O mapa deste académico: Genebra, Madison, Oxford, Nova Iorque, Paris, Lisboa. Cumpre o segundo mandato como reitor da UL, está empenhado nas comemorações do centenário da instituição, tem uma contenda pública com o ministro Mariano Gago. Não faz balanços sobre a sua obra. Concede que talvez tenha poder, mesmo quando não ocupa a sala belíssima da reitoria onde nos sentámos a conversar. (Comentámos os móveis desenhados por Daciano Costa. Foram ditas muitas coisas entre parêntesis que aparecem assinaladas).
É o tipo de pessoa que usa o adjectivo “forte” para qualificar a sua relação com as coisas e as pessoas. Tem um filho e é casado.
Fez dois doutoramentos, em Genebra e na Sorbonne. Começamos por aí?
O meu primeiro doutoramento é de 1986, em Genebra, o da Sorbonne é recente. Fui para Genebra no final da década de 70, Esses anos, centrais para a minha vida, marcaram a minha formação académica e intelectual. Ainda hoje tenho dúvidas se fiz bem em ter voltado.
O que é que o fez voltar?
Houve um episódio familiar muito importante, o nascimento do meu filho, que coincidiu com o fim da minha tese de doutoramento. Mas há muitas opções que não sou capaz de explicar pela razão. Vim.
Se perguntar o que é que procurava, isso pode ajudar a compreender as razões que o tentavam em relação a Genebra, ou as razões que, mesmo numa camada emocional, o fizeram regressar.
As minhas raízes familiares são muito fortes. É uma relação forte com o país. Acredito que isso tenha sido central na decisão. Embora a decisão não tenha sido uma verdadeira decisão. Quase tudo o que me aconteceu na vida não foram decisões racionais – como se tivesse que ser assim.

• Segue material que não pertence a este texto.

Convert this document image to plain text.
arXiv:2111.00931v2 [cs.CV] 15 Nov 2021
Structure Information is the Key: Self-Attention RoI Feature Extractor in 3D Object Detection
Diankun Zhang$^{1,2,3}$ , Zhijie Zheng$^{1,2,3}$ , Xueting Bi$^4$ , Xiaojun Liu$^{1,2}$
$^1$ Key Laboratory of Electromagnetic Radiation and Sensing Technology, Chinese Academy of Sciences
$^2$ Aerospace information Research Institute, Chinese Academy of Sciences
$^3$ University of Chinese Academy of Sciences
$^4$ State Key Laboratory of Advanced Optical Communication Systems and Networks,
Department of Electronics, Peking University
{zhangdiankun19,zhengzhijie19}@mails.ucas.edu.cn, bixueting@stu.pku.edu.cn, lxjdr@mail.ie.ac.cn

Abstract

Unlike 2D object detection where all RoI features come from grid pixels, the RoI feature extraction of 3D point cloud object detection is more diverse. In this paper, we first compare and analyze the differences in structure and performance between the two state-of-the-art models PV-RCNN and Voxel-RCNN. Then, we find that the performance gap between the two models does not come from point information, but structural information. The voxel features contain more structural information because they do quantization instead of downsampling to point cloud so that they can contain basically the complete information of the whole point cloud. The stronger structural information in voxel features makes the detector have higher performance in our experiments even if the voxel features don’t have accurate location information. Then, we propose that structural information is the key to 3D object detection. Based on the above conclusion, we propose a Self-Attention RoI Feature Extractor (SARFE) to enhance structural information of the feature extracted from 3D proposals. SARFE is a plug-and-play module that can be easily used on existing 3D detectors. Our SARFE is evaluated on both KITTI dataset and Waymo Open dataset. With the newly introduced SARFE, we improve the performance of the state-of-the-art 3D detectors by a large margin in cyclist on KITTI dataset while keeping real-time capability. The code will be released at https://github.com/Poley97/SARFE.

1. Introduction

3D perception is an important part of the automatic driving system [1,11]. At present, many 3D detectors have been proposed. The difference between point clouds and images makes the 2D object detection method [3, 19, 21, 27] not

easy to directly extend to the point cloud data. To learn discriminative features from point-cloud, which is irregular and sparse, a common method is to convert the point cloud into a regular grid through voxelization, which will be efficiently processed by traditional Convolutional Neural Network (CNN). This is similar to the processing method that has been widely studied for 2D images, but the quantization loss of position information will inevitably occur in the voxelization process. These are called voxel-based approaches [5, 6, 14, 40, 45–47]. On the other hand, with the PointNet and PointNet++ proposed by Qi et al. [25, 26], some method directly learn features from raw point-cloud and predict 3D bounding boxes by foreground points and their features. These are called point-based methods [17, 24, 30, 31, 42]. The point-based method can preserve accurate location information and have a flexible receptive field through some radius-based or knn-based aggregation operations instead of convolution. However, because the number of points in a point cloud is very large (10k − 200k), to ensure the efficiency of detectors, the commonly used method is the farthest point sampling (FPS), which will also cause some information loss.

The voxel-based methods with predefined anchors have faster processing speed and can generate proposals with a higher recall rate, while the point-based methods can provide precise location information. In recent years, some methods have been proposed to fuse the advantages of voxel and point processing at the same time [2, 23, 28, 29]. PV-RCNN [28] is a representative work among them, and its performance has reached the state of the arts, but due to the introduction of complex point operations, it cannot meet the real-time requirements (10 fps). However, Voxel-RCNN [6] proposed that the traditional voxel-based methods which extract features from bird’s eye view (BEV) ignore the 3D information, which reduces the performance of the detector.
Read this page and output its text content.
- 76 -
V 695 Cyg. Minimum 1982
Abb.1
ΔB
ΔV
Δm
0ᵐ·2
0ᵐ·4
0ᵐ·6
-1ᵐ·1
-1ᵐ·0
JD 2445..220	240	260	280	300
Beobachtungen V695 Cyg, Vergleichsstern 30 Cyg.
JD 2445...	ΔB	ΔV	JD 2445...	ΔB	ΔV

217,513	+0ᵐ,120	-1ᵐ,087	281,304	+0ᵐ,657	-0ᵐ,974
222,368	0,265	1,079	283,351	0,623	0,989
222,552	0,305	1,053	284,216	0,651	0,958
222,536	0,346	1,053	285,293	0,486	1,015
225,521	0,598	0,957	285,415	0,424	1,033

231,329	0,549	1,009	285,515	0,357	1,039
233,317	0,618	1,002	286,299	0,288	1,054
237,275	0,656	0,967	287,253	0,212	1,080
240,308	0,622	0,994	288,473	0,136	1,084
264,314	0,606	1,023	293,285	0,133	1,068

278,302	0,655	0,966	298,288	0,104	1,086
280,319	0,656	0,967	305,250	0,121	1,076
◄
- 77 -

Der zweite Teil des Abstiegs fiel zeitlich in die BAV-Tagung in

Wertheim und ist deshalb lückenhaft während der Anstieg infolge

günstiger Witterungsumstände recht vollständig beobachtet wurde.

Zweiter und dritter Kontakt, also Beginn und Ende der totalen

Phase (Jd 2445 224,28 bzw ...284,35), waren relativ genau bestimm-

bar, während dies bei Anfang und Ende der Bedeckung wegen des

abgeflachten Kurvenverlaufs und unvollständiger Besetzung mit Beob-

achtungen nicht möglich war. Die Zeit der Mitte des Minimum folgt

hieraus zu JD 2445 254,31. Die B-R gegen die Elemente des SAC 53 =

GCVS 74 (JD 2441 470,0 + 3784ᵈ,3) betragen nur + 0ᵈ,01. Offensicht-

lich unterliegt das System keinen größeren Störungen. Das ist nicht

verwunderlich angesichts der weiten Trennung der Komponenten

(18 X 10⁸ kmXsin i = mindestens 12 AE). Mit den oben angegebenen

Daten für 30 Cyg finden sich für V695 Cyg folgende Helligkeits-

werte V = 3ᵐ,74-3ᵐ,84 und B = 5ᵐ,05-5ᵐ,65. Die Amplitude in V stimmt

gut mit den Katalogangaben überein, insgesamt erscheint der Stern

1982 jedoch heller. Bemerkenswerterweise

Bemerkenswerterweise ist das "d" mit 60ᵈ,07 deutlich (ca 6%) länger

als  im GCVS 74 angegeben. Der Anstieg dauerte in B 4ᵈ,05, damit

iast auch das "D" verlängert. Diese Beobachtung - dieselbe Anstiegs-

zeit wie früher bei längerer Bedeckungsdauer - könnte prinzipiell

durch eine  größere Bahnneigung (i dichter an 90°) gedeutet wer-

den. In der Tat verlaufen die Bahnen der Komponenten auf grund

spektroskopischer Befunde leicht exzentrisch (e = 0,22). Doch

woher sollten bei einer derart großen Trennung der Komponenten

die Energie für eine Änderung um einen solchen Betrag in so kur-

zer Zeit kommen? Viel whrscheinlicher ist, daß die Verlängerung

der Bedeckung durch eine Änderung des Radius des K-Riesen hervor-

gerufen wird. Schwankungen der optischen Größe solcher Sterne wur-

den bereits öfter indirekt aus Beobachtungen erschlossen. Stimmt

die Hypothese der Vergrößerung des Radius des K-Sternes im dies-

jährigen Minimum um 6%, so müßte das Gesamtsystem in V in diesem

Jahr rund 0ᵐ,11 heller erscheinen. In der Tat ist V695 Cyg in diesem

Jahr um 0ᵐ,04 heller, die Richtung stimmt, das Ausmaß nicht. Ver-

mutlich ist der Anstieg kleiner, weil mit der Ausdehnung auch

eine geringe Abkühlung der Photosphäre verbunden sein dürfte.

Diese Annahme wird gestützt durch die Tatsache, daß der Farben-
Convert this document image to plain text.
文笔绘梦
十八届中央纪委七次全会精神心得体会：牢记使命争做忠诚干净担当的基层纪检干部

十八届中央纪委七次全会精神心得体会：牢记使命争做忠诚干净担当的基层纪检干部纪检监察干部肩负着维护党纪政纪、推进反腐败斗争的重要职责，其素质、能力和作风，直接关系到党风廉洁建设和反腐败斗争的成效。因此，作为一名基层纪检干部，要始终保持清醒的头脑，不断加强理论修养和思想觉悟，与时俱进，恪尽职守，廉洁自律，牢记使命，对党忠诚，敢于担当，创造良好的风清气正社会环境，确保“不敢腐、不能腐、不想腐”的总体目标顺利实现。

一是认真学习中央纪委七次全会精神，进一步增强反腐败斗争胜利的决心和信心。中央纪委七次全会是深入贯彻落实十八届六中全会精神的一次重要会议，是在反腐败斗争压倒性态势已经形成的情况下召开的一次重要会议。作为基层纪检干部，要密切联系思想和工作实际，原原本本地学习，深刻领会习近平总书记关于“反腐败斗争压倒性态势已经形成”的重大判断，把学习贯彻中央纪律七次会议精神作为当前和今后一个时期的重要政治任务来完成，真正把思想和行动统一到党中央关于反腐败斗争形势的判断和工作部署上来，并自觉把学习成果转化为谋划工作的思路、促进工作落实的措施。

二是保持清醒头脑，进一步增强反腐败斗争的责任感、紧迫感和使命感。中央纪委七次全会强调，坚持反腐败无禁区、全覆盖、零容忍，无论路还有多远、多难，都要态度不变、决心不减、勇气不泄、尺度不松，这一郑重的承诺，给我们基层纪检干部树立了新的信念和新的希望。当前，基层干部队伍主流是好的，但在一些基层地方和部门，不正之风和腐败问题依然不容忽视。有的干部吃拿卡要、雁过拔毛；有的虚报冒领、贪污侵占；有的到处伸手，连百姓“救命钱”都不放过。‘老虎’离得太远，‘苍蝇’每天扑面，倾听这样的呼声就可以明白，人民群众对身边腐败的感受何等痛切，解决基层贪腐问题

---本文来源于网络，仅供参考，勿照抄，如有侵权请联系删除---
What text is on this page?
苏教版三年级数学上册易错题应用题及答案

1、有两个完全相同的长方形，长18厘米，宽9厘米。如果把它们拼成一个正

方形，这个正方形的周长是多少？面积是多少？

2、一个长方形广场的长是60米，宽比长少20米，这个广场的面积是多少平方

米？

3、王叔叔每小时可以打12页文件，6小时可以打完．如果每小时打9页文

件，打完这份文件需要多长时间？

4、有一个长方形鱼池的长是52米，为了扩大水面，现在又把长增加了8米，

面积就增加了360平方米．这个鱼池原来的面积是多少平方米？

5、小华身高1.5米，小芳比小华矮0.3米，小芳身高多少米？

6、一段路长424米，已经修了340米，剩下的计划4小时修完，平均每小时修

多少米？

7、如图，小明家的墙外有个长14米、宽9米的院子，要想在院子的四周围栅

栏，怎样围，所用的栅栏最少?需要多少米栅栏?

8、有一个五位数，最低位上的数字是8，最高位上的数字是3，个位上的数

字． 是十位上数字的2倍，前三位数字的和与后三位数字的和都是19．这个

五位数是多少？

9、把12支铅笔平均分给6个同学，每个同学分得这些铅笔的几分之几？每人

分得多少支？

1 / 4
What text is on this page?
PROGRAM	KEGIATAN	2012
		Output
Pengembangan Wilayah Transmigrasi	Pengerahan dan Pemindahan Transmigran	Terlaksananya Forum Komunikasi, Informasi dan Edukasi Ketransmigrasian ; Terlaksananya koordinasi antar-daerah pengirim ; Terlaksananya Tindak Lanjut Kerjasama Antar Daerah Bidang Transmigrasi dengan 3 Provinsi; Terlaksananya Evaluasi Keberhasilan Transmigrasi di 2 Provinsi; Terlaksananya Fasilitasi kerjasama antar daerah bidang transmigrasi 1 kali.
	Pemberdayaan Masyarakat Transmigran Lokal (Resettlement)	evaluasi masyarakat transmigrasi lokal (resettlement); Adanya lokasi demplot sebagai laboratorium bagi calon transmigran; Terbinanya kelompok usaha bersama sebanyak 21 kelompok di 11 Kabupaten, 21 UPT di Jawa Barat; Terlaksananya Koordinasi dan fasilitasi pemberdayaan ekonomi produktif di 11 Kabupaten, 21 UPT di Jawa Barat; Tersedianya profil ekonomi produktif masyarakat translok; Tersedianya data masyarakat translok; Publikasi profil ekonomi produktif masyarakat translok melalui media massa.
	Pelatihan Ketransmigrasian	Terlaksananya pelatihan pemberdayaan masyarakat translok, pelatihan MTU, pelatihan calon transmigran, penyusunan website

Tanto mais inesperado num académico.
Talvez. As coisas foram sempre acontecendo, tanto na vida pessoal, como na vida académica. A vinda para vice-reitor: estava nos Estados Unidos, na Columbia University, o reitor telefonou-me, eu disse: “Porque não?”. Foi uma decisão tomada em 30 segundos. A minha preocupação – é talvez a que me define melhor – é a de tentar fazer o melhor possível aquilo que estou a fazer num determinado momento.
Brio?
É uma palavra boa. Também tenho um sentido muito agudo de bem comum. Desde que sou reitor, a única pergunta com que durmo é: “Será que estou a fazer o melhor possível para o bem da universidade?”. Atormentam-me pouco os conflitos, as discordâncias.
No meu pai esta dimensão é fortíssima. Olho para aquele homem e vejo na vida toda uma tentativa de ser o melhor possível no lugar que se está a ocupar. Na minha geração, penso que isso tem a ver com o brio e com a liberdade. Com a ideia de que temos de fazer um país diferente, um país melhor. Tinha 18, 19 anos no 25 de Abril. O país é nosso, é nossa a responsabilidade, temos de fazer alguma coisa por ele.
Novamente Genebra. Há uma geração de exilados políticos, em Genebra, como Medeiros Ferreira, António Barreto, mas é anterior ao 25 de Abril. E não é a sua geração. Porque é que foi para Genebra naqueles anos?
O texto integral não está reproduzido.